Monsieur le Président :

Une épidémie mondiale a radicalement changé la vie quotidienne. Du jour au lendemain, des millions de personnes sont infectées et des milliers dont l’espérance de vie était plus élevée en raison du développement en meurent. Des systèmes hospitaliers de haut niveau se sont effondrés et les structures de santé des pays pauvres souffrent de leur incapacité chronique. Des quarantaines drastiques transforment les villes les plus peuplées en virtuelles friches. La vie sociale n’existe pas en dehors des réseaux numériques. Théâtres,  discothèques, galeries, voire écoles, sont fermés ou redimensionnés.
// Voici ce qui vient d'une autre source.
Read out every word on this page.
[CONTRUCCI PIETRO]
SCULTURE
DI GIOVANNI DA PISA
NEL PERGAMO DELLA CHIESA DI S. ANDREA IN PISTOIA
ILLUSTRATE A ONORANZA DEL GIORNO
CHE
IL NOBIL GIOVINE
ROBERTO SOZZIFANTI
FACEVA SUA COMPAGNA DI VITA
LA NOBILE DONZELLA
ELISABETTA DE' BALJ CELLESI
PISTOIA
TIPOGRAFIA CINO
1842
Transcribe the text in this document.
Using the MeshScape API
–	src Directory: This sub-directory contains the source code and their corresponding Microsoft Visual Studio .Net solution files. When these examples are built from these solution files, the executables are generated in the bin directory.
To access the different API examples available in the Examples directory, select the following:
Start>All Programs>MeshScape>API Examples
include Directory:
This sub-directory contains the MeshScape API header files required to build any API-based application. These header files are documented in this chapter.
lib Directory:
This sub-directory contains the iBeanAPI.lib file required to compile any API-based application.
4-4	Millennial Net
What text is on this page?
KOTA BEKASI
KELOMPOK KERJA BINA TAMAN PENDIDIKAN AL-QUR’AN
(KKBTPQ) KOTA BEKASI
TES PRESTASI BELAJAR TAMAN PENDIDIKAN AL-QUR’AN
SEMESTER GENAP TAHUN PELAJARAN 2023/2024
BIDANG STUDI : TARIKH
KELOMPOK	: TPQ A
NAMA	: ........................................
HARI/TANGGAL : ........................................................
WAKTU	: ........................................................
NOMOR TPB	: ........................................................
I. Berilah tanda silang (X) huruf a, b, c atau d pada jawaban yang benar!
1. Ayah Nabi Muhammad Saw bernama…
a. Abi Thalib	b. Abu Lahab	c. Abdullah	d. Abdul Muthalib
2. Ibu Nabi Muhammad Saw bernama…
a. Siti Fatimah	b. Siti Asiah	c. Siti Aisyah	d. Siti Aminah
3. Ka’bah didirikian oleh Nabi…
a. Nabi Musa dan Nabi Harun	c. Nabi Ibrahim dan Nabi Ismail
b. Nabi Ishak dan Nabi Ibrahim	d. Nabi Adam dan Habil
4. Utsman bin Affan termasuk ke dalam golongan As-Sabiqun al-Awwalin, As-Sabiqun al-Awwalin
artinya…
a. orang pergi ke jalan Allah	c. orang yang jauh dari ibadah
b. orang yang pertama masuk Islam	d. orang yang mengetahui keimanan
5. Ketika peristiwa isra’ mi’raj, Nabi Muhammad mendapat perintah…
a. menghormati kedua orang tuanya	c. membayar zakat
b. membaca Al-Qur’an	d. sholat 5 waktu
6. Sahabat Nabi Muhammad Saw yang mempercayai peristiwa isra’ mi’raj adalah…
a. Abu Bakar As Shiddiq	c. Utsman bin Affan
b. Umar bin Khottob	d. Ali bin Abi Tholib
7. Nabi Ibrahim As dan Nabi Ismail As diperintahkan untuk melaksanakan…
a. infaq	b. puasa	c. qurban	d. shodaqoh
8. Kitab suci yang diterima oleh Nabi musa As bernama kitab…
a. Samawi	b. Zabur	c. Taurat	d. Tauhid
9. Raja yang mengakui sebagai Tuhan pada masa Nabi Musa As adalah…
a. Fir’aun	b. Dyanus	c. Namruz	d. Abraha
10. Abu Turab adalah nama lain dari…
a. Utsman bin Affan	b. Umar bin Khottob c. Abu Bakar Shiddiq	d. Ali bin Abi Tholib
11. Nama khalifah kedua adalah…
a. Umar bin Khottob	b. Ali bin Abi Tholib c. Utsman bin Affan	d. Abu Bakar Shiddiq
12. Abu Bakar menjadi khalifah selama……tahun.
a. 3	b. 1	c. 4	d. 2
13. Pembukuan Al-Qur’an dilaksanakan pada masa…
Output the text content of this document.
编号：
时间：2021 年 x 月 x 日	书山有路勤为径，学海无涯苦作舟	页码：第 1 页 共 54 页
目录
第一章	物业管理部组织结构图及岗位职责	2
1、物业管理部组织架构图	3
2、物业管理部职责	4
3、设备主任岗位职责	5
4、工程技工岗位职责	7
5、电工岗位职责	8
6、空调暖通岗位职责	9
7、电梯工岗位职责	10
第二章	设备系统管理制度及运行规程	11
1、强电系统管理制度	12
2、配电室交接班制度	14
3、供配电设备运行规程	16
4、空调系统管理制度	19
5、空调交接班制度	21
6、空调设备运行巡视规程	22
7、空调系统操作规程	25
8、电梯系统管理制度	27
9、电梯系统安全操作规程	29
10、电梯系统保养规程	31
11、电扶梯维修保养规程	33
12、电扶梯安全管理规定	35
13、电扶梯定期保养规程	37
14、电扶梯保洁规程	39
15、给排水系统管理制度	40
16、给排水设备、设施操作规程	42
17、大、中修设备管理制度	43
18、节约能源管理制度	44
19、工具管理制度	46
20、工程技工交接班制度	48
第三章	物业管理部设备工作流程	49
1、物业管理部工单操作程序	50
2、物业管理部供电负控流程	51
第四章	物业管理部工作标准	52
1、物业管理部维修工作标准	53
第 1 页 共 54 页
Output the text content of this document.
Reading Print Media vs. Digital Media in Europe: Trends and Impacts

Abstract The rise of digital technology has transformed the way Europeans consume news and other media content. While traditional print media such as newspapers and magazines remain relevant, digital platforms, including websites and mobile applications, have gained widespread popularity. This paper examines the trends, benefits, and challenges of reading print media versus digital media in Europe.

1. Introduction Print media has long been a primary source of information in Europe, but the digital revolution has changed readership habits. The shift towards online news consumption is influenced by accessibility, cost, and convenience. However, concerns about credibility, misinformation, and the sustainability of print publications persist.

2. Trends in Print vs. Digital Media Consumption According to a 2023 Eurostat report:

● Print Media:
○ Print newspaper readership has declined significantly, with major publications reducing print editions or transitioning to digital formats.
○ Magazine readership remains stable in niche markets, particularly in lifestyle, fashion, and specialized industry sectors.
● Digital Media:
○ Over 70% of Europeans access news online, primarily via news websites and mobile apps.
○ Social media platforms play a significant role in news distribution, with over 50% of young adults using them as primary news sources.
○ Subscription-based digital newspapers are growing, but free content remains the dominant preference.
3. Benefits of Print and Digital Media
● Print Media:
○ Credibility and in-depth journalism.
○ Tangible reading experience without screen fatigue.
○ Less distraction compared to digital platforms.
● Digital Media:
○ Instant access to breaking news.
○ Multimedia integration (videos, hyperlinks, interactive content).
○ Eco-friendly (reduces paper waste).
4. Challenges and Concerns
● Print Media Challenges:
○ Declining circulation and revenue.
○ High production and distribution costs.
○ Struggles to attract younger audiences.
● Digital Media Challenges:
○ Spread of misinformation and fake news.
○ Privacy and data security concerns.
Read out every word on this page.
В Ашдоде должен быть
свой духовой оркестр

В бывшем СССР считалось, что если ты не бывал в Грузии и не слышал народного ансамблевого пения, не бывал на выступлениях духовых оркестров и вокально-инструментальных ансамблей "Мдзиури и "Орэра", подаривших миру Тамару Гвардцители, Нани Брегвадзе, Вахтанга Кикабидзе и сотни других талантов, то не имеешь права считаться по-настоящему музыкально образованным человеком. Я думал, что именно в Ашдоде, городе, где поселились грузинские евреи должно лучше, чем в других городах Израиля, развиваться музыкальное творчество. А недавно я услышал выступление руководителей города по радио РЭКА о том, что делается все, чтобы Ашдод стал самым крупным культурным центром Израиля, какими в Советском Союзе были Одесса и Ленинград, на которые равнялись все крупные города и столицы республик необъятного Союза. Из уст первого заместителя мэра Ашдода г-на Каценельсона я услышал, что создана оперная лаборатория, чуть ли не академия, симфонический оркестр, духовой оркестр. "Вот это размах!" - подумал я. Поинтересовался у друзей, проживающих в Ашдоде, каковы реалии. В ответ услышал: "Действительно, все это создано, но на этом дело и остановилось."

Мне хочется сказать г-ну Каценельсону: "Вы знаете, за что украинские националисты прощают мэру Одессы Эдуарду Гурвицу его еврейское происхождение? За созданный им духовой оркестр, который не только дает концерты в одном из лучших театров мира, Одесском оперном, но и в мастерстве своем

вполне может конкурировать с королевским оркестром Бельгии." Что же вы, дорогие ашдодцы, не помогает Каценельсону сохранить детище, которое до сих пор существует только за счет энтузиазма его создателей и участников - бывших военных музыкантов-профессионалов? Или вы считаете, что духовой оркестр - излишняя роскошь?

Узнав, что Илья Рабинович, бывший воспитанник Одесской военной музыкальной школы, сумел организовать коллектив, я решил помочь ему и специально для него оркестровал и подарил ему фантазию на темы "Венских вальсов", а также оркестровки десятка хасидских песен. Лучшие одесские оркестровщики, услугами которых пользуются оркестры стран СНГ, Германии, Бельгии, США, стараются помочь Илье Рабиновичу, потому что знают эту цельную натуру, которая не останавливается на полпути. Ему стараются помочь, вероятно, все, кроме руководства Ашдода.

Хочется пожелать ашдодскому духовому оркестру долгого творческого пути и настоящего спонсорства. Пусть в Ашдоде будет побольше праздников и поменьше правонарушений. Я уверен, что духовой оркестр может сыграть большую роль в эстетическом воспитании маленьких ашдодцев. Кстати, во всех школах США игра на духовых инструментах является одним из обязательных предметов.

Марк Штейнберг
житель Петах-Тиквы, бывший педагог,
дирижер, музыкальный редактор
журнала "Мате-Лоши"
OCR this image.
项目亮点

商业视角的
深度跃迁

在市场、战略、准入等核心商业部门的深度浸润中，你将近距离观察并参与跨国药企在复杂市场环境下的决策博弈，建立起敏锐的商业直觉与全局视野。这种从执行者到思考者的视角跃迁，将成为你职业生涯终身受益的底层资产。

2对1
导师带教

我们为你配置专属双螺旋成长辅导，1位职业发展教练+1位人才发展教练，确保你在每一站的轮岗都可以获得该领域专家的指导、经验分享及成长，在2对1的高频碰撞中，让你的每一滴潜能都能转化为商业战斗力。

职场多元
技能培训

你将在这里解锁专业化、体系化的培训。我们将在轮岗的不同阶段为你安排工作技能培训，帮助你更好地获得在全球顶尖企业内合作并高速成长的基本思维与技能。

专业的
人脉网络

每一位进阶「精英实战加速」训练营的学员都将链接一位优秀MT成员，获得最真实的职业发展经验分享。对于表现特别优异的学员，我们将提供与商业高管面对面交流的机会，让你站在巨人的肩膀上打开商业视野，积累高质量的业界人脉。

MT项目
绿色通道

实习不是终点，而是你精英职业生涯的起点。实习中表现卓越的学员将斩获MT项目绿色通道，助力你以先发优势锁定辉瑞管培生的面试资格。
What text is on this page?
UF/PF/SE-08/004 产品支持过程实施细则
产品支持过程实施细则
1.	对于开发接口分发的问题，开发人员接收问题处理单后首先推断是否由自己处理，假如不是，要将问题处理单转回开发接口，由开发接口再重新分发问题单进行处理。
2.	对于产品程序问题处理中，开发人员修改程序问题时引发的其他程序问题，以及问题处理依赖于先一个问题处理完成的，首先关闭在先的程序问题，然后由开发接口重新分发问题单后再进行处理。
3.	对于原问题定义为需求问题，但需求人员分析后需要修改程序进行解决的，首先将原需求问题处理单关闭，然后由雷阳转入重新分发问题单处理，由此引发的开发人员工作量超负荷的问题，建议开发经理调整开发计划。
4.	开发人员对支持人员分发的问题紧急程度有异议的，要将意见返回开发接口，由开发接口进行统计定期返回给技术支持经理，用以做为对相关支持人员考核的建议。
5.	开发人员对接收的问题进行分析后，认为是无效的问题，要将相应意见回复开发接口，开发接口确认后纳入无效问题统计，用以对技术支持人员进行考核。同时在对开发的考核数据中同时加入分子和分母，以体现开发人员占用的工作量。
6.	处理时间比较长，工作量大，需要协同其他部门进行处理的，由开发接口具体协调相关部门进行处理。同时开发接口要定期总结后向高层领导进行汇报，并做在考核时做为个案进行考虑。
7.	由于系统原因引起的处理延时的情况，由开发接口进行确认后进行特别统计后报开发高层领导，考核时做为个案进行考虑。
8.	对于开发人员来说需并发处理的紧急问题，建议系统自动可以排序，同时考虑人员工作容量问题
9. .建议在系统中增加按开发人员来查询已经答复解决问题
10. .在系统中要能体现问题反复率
Nos frontières se sont fermées, nos économies se contractent, nos réserves s’épuisent. La vie souffre du remaniement radical des coutumes ancestrales et l’incertitude remplace la certitude. Même les meilleurs amis sont inconnus sous les masques qui nous sauvent de la contagion. Tout change.

Autant que la solution à la pandémie, il est maintenant urgent de démocratiser cette organisation indispensable afin qu’elle puisse répondre efficacement aux besoins et aux aspirations de tous les peuples.

Le droit tant attendu de l’humanité à vivre en paix et en sécurité, dans la justice et la liberté, qui est le fondement de l’union des nations, est constamment menacé.

Plus de 1 900 milliards de dollars sont aujourd’hui dilapidés dans une course aux armements insensée, basée sur la politique agressive et guerrière de l’impérialisme, dont le principal représentant est l’actuel gouvernement des États-Unis, responsable de 38 % des dépenses militaires mondiales.

Nous parlons d’un régime nettement agressif et moralement corrompu, qui méprise et attaque le multilatéralisme, recourt au chantage financier dans ses relations avec les agences du système des Nations unies et, avec une arrogance jamais vue auparavant, se retire de l’Organisation mondiale de la santé, de l’UNESCO et du Conseil des droits de l’homme.

Paradoxalement, le pays qui accueille le siège des Nations Unies s’écarte également des traités internationaux fondamentaux, tels que l’accord de Paris sur le changement climatique; il rejette l’accord nucléaire consensuel avec l’Iran; il encourage des guerres commerciales; il désengage d’instruments internationaux de contrôle dans le domaine du désarmement ; il militarise le cyberespace; il multiplie les coercitions et les sanctions unilatérales contre ceux qui ne se plient pas à ses desseins; et il parraine le renversement par la force de gouvernements souverains par des méthodes de guerre non conventionnelle.

Dans cette ligne de conduite, divorcé des vieux principes de coexistence pacifique et de respect du droit d’autrui à l’autodétermination comme garant de la paix, le gouvernement présidé par Donald Trump, en outre, manipule la coopération dans le domaine de la démocratie et des droits de l’homme à des fins subversives, alors que sur son propre territoire, les expressions de haine, le racisme, les brutalités policières et les irrégularités dans le système électoral et le droit de vote des citoyens prolifèrent pratiquement sans contrôle.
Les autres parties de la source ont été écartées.